Publicado em 7 mar 2022
A ética na crise: artigo do Dr. Marcus Lacerda
O Globo – Antes de qualquer discussão sobre a escola sem partido, nos idos de 1990 aprendi que as guerras alimentam economicamente alguns países envolvidos. Guerras são como cassinos, que também parecem estar voltando à moda: você aposta e pode ganhar ou perder. Os Estados Unidos se tornaram a maior potência econômica do planeta depois de vender armamentos para a Europa, durante as duas guerras mundiais.
Nasce daí um grande conflito, que desperta importante discussão ética: mesmo que eu não mate um único soldado com minhas mãos, se vendo as armas, em acordo estritamente comercial, sou corresponsável ou não pelas mortes? Um grande amigo alemão me confidenciou, certa ocasião, sobre a famosa fábrica de brinquedos do avô, na Alemanha, instada a produzir, excepcionalmente, armas para o Exército nazista. A fábrica atingiu seu apogeu econômico, apesar de o dono não concordar com a finalidade do uso de seus produtos.
Financiar uma guerra, stricto sensu, é diferente de vender tanques e armas, sem nenhum envolvimento ideológico. O primeiro torna partícipe; o segundo, nem tanto, passando a imagem de um simples negociante, isento de qualquer culpa ou responsabilidade. Pude ver durante a pandemia da Covid-19 o mesmo dilema ético diante da crise instalada.
Muito pouco se comentou sobre a honestidade do lucro de empresas que faturaram como nunca em meio ao caos. Obviamente, seria falacioso conjecturar que tais empresas contribuíram para piorar a crise, mirando lucros. Aliás, sempre achei a maquiavélica teoria de que a China facilitou uma pandemia por interesses políticos e econômicos meio sem fundamento — no final, todos perdem, de uma forma ou de outra. O bioterrorismo não é mais uma arma inteligente em meio ao mundo globalizado em que vivemos.
Entretanto as leis que regem o mercado não são simplesmente revogadas durante a crise. Oferta e demanda, sem nenhum prejuízo ético, tomam o mercado de assalto e mostram sua face mais cruel. A necessidade de caixões e serviços funerários fez um negócio adormecido explodir e lucrar. Donos de farmácias, isentos de qualquer conhecimento técnico, expuseram caixas de ivermectina, hidroxicloroquina e zinco em gôndolas estratégicas, em muito maior destaque do que propagandeavam máscaras ou álcool em gel.

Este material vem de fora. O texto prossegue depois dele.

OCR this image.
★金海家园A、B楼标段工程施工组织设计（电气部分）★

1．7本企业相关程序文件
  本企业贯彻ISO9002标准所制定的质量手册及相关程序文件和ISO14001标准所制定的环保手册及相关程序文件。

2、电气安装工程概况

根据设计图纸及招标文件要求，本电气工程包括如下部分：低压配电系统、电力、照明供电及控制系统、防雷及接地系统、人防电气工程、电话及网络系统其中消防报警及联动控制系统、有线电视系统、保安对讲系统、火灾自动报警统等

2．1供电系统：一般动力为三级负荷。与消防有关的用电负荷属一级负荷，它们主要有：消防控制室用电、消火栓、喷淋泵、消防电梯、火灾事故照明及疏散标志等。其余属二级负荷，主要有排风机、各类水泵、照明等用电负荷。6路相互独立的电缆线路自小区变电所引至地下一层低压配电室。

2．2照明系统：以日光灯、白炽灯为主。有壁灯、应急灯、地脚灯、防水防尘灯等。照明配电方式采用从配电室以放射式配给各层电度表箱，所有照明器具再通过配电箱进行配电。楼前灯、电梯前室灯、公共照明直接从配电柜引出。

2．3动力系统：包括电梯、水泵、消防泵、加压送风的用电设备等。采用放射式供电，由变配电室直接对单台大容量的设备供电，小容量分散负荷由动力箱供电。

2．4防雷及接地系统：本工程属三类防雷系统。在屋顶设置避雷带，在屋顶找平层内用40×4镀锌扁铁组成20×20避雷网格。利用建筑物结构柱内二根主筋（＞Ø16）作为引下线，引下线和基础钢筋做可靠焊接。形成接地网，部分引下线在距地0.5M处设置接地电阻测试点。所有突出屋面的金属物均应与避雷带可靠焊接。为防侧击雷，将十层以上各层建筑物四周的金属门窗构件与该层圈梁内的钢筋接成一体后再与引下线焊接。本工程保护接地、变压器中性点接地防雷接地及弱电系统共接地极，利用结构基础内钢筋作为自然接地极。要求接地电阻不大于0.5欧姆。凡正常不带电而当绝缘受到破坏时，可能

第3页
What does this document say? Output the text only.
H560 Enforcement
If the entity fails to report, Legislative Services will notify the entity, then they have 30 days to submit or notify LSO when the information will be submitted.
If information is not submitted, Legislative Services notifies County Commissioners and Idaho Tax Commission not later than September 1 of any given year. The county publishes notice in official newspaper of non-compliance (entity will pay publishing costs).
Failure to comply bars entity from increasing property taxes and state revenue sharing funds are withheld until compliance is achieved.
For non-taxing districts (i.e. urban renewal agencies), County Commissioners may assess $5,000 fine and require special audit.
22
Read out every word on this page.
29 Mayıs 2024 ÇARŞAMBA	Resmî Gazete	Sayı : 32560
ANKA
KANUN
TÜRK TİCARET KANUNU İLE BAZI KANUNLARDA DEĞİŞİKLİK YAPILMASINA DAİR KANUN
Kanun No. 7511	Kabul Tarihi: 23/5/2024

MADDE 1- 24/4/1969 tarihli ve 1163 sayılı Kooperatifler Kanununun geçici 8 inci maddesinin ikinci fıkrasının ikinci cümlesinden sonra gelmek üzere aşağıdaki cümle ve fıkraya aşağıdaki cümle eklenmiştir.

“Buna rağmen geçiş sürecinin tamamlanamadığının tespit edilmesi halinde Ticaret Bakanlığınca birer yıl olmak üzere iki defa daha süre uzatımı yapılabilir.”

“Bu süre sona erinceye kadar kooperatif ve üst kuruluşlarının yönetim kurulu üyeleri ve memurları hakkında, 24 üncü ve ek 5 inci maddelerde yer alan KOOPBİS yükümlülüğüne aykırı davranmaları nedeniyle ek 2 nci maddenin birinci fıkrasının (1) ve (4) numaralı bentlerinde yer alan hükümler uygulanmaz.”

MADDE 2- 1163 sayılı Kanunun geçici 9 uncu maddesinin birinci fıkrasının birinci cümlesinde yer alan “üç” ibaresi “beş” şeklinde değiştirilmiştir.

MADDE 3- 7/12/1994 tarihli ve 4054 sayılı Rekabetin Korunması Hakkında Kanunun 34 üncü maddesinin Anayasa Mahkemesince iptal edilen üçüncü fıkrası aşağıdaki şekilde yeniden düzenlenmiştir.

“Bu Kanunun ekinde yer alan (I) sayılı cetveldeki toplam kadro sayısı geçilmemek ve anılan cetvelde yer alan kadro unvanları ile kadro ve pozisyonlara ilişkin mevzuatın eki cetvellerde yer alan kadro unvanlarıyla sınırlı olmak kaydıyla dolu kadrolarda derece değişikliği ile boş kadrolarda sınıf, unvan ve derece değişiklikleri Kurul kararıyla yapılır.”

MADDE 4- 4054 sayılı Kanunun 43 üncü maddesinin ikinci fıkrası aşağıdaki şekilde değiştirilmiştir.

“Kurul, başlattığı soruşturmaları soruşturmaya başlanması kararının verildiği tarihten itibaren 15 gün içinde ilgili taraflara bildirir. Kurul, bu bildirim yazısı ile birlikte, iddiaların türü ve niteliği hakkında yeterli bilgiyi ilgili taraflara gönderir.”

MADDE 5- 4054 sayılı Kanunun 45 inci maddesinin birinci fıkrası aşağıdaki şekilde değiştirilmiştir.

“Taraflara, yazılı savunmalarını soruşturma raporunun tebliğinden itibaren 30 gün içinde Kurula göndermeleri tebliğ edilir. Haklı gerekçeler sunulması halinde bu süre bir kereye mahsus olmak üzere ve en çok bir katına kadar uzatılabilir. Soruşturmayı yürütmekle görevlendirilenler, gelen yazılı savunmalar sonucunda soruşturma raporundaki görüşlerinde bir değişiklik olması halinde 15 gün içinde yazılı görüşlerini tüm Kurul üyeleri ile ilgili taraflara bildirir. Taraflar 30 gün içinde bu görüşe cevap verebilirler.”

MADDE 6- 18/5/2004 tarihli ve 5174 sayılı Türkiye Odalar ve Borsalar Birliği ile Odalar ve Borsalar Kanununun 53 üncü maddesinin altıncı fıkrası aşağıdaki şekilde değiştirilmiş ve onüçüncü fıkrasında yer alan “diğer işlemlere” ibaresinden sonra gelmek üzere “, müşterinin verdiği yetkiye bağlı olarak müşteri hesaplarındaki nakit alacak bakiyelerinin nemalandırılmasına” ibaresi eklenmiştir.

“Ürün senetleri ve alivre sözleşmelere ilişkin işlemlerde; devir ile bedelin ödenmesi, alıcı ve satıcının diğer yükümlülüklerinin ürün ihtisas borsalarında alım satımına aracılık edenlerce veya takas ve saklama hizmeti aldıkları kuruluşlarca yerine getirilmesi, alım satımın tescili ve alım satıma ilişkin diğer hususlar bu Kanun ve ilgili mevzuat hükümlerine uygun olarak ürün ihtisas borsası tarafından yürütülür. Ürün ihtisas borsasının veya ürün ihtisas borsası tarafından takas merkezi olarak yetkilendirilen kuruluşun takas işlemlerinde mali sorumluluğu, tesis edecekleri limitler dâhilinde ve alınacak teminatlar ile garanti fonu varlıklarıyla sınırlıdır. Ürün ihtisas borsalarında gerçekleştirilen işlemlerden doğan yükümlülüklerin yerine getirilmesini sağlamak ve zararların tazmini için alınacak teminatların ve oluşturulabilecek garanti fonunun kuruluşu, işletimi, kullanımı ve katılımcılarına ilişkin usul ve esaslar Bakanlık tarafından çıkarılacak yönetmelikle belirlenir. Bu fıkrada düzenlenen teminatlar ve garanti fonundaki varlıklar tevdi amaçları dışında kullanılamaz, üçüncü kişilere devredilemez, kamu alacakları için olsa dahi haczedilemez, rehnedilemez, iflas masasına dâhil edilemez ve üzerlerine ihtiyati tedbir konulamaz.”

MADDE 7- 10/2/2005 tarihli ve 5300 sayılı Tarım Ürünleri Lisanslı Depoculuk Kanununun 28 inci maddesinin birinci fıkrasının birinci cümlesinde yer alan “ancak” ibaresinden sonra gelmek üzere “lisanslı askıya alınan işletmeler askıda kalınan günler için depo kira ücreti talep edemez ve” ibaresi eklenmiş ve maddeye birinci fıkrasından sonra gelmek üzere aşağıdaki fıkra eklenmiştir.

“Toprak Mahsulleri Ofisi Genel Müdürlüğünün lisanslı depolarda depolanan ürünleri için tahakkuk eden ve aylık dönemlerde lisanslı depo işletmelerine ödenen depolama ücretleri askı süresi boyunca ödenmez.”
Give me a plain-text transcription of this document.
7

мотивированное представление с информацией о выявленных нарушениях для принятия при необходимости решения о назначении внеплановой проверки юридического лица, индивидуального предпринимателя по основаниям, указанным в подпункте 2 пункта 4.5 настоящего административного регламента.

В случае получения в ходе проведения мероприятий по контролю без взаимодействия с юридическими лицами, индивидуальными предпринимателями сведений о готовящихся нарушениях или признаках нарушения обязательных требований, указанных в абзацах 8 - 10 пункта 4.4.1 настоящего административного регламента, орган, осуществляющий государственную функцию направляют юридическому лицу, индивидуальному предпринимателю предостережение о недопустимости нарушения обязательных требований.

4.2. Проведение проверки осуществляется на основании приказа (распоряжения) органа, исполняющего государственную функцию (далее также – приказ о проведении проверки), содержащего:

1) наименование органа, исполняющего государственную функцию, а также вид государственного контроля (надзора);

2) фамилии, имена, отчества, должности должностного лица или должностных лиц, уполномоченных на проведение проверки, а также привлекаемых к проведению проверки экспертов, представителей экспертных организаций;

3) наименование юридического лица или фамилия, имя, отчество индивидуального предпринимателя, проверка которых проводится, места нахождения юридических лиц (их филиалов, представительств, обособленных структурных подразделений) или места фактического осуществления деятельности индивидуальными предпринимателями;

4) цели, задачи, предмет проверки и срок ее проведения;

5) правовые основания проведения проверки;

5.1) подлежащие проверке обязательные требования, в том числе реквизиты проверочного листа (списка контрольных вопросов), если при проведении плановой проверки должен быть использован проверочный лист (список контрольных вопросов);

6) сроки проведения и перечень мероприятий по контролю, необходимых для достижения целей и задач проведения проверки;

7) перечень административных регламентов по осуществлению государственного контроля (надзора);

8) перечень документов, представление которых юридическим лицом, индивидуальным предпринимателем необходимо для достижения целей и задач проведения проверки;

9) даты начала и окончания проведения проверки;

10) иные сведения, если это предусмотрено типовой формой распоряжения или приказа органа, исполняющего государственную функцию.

Hospitais privados aumentaram os preços das internações, e muitos médicos quintuplicaram os valores cobrados pelas consultas. Era a demanda desesperada forçando os preços para cima, como oscila o preço do barril do petróleo ou da saca do café. Quem pode culpar esses empresários? Quem pode incriminar os produtores de oxigênio, quando pessoas morriam asfixiadas? Quem pode retaliar ou criticar o fenomenal aumento de preços de respiradores vendidos para as UTIs em todo o mundo? As empresas que faturaram milhões de dólares produzindo testes diagnósticos precisam agora se redimir? Ou precisamos nos curvar para sempre à indústria farmacêutica, que está colocando fim aos mortos pela doença, vendendo vacinas?
Curiosamente, o mesmo mercado que regula Bolsas de Valores, debêntures, commodities, e vive em permanente luta com ursos e touros, também regula insumos de saúde, que são a diferença entre viver ou morrer. O mercado da saúde precisa ser mais ou menos regulado? Precisamos ser mais ou menos liberais com eles? É honesto que empresas produtoras de drogas inúteis contra a Covid-19 tenham se infiltrado na cúpula do governo de um país para alterar protocolos que deveriam se basear apenas em dados técnicos? É justo fazer médicos desqualificados e oportunistas se passar por cientistas nas redes sociais, para manipular e confundir uma população terrivelmente desinformada?
Uma coisa é certa — quando eu vejo a foto de um ferido na Ucrânia, tento conter meu primeiro arroubo de emoção e penso: quem está enriquecendo com isso e acreditando piamente que é apenas um homem de negócios? As crises têm este poder: relativizar tudo.